For the well-travelled Metropolit, playing on his 16th professional team, this is a reunion of sorts with Bergeron. It was the horrific concussion suffered by the Bruins forward five years ago this month that rekindled Metro’s NHL career, having begun in 1999 with the Washington Capitals.
“I was with Berg when he got hurt and that kind of gave me my shot,” Metro said. “When he suffered his concussion, I sort of got his minutes, so that jump-started my second NHL career.”
The Toronto-native centreman had bounced from Washington to Tampa and back to the Capitals from 1999-2003.
But it was two productive seasons in Finland, with Jokerit Helsinki, that put Metro on the road to better NHL work. He won a Finnish league championship and MVP crown, his second year there coinciding with the NHL’s most recent lockout.
On to Switzerland’s Lugano he went in 2005-06 for his first tour of duty with that club, scoring 24 goals and assisting on 39 in 44 games, before suiting up for Canada at the world championship.
And then Metro made his way back across the pond, for four years playing for Atlanta, St. Louis, Boston, Philadelphia and finally the Canadiens.
An unrestricted free agent in the summer of 2010, Switzerland’s EV Zug offered him a season plus an option with plenty of perks for himself, his wife, Michlyn, and their three young children.
The Metropolits jumped for the worldly experience, Michlyn at the time estimating she had moved a growing family more than 60 times during her husband’s career.
Then came the two-year offer this season from Lugano, which Metro says is referred to by the athletes as “Players’ Paradise.”
“I’ve been blessed,” he said of the city, which sits not far from the Italian border. “It’s a great situation, a beautiful city right on the water with great restaurants. The Italian people are so outgoing.
“There’s a real soccer mentality. These people are so fanatical and passionate about their sports. You come to a game here and they’re throwing smoke-bombs on the ice,” Metro said, laughing again. “It’s pretty wild. They have the finger gestures going, waving their hands. I thought I’d seen it all in my hockey days, but it’s pretty cool.”
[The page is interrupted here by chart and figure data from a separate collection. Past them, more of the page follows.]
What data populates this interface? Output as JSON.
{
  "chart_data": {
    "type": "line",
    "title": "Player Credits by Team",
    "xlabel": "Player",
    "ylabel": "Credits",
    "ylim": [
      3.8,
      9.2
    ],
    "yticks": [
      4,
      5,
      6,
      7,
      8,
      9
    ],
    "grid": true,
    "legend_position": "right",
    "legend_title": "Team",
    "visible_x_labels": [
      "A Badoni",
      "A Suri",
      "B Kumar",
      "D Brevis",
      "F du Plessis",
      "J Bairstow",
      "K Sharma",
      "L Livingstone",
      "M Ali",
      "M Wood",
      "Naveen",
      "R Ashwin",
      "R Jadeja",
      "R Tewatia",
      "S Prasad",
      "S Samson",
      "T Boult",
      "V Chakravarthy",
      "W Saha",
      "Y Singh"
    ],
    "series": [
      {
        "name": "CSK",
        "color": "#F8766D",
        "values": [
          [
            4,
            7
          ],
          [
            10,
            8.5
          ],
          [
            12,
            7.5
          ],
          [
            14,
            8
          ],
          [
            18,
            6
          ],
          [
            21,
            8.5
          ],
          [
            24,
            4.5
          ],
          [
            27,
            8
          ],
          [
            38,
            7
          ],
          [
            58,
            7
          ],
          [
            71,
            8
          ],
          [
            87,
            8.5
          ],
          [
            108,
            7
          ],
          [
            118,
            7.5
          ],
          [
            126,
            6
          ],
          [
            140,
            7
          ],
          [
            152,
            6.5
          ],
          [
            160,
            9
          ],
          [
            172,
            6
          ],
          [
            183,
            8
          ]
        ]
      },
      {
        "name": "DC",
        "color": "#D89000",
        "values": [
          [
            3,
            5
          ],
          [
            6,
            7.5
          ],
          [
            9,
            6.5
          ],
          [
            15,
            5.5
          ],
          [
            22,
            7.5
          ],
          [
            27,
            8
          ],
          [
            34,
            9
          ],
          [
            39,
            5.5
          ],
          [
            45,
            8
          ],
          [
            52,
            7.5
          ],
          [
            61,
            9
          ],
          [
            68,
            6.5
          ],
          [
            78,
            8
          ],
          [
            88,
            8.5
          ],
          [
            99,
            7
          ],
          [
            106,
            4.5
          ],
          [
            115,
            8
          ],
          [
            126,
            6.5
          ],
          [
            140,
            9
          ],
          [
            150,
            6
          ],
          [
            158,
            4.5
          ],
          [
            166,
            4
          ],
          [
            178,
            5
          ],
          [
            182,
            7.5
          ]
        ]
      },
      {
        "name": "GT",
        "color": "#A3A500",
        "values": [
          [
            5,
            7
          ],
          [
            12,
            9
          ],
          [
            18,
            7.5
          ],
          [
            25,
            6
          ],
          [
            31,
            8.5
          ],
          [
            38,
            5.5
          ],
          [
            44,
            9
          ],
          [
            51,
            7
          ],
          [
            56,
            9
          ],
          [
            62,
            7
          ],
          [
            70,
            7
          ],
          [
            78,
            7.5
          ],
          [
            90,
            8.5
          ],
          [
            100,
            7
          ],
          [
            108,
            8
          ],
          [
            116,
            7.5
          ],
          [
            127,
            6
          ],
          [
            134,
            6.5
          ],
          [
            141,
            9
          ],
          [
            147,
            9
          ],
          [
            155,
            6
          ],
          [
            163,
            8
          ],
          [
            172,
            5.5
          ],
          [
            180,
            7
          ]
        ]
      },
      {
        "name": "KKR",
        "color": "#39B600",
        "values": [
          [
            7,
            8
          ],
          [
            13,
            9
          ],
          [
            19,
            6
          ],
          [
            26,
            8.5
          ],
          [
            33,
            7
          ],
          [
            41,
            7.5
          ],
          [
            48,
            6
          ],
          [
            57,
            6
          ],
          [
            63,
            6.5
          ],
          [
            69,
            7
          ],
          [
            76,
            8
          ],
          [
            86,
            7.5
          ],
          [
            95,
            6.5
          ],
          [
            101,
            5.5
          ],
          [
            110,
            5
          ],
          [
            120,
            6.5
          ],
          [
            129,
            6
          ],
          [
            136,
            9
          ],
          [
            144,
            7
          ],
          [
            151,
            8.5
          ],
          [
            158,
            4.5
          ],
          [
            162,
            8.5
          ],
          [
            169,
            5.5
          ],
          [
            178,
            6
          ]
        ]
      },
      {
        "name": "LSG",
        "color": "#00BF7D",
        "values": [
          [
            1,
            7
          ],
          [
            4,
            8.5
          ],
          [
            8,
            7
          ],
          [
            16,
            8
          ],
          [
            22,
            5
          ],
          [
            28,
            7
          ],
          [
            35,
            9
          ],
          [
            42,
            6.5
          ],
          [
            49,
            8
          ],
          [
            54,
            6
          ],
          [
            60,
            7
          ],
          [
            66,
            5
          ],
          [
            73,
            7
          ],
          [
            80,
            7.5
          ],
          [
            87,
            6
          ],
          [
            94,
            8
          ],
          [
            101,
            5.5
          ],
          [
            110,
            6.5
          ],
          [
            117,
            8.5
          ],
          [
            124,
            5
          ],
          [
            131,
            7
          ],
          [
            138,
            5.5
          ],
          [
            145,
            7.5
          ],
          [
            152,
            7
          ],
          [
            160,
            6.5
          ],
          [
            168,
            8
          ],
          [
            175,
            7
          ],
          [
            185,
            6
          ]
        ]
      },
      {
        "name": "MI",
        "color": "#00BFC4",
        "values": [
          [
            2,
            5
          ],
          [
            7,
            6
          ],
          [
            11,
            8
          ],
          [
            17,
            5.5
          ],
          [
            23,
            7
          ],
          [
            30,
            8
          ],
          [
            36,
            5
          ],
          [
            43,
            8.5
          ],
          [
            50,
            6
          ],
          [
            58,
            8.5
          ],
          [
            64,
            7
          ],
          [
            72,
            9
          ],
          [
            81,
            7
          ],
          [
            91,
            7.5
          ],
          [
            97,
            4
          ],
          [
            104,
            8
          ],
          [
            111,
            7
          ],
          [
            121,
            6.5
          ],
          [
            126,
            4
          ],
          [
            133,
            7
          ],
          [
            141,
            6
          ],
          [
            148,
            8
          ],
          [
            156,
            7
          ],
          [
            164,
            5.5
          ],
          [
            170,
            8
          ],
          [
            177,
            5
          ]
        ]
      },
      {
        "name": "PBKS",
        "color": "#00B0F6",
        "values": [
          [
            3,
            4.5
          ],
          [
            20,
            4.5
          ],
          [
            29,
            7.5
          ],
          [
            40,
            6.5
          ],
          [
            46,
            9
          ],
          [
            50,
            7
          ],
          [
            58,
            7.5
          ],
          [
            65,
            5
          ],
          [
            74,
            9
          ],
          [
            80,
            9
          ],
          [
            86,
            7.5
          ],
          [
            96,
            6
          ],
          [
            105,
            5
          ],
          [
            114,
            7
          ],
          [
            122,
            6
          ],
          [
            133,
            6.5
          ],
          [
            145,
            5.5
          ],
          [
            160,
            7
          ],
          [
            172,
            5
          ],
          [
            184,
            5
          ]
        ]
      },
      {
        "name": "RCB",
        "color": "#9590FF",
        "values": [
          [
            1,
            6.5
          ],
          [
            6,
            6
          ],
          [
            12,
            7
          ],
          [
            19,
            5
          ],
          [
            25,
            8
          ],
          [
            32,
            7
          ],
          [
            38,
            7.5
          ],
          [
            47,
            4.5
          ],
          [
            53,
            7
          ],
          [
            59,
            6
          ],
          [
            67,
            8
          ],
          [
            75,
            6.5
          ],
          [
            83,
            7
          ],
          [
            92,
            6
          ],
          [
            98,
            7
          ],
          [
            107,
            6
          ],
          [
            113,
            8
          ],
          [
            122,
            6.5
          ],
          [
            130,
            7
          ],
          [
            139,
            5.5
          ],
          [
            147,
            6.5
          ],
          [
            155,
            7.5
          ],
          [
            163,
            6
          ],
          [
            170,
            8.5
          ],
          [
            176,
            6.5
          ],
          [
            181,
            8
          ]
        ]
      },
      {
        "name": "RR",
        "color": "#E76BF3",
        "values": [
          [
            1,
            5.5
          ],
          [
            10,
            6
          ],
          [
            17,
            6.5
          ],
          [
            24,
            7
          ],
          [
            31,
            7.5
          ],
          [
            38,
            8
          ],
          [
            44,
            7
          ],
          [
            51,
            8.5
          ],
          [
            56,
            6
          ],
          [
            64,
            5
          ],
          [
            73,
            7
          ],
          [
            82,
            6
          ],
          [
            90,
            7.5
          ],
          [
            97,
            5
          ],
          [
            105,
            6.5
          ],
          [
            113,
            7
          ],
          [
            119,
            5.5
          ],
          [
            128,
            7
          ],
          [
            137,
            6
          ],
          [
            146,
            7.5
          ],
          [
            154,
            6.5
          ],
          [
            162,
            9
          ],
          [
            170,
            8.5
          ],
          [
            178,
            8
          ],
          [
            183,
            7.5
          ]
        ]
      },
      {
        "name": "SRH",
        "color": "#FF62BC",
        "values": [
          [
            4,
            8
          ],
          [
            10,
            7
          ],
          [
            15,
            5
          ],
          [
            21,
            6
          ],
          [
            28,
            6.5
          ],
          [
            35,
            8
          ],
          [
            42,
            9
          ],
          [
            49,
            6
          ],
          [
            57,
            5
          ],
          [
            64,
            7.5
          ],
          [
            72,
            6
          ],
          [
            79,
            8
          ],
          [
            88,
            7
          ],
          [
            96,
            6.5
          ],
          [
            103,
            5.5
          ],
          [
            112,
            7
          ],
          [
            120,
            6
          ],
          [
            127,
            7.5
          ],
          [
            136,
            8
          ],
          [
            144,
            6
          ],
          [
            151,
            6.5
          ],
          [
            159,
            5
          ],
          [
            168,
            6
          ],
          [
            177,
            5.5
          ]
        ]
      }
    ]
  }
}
The family decided not to uproot to Switzerland this season, having spent the past two years there, so Michlyn is home in Florida with children aged 10, 8 and 6, settling them into school. There are frequent visits both ways, and rest assured this is a clan that can circumnavigate the globe with less effort than we need to get around town.
Where Metropolit was a healthy scratch a few times with Zug because of import quotas, it’s unlikely he’ll find himself in the press box this season. Metro is centring Lugano’s first line, playing 18 to 20 minutes per night and getting first-wave power-play and penalty-kill duty.
He said that Bergeron arrived feeling “a little bad” about the roster-bumping the Bruin might create, but most everyone — bumper and bumpee alike — agrees that hockey is a free-market, supply-and-demand business, and that Europeans heading to the NHL have for years seized jobs in North America.
The lockout, Metro said, is a puzzling thing as viewed from Switzerland.
“These guys can’t just sit in a room with water and bread, and knock it out?” he wondered about the owners and players. “They can’t sacrifice another season, can they? I feel sorry for those around the game whose livelihoods are hurt by hockey not being played.”
Metro still cherishes his final NHL run in Montreal, especially the three-round playoffs of 2010.
“I still think about those days and keep reminiscing,” he said. “The guys here probably get tired of me talking about it, but I tell them: ‘Until you’ve lived it, you wouldn’t believe it.’ ”
Metro pauses as his car darts into a Swiss tunnel, his cell crackling as he does, and he’s speaking brightly as it emerges at the other end.
“I wish all the best for the (Canadiens) guys,” he said. “But where I am now? This is a good place to be.”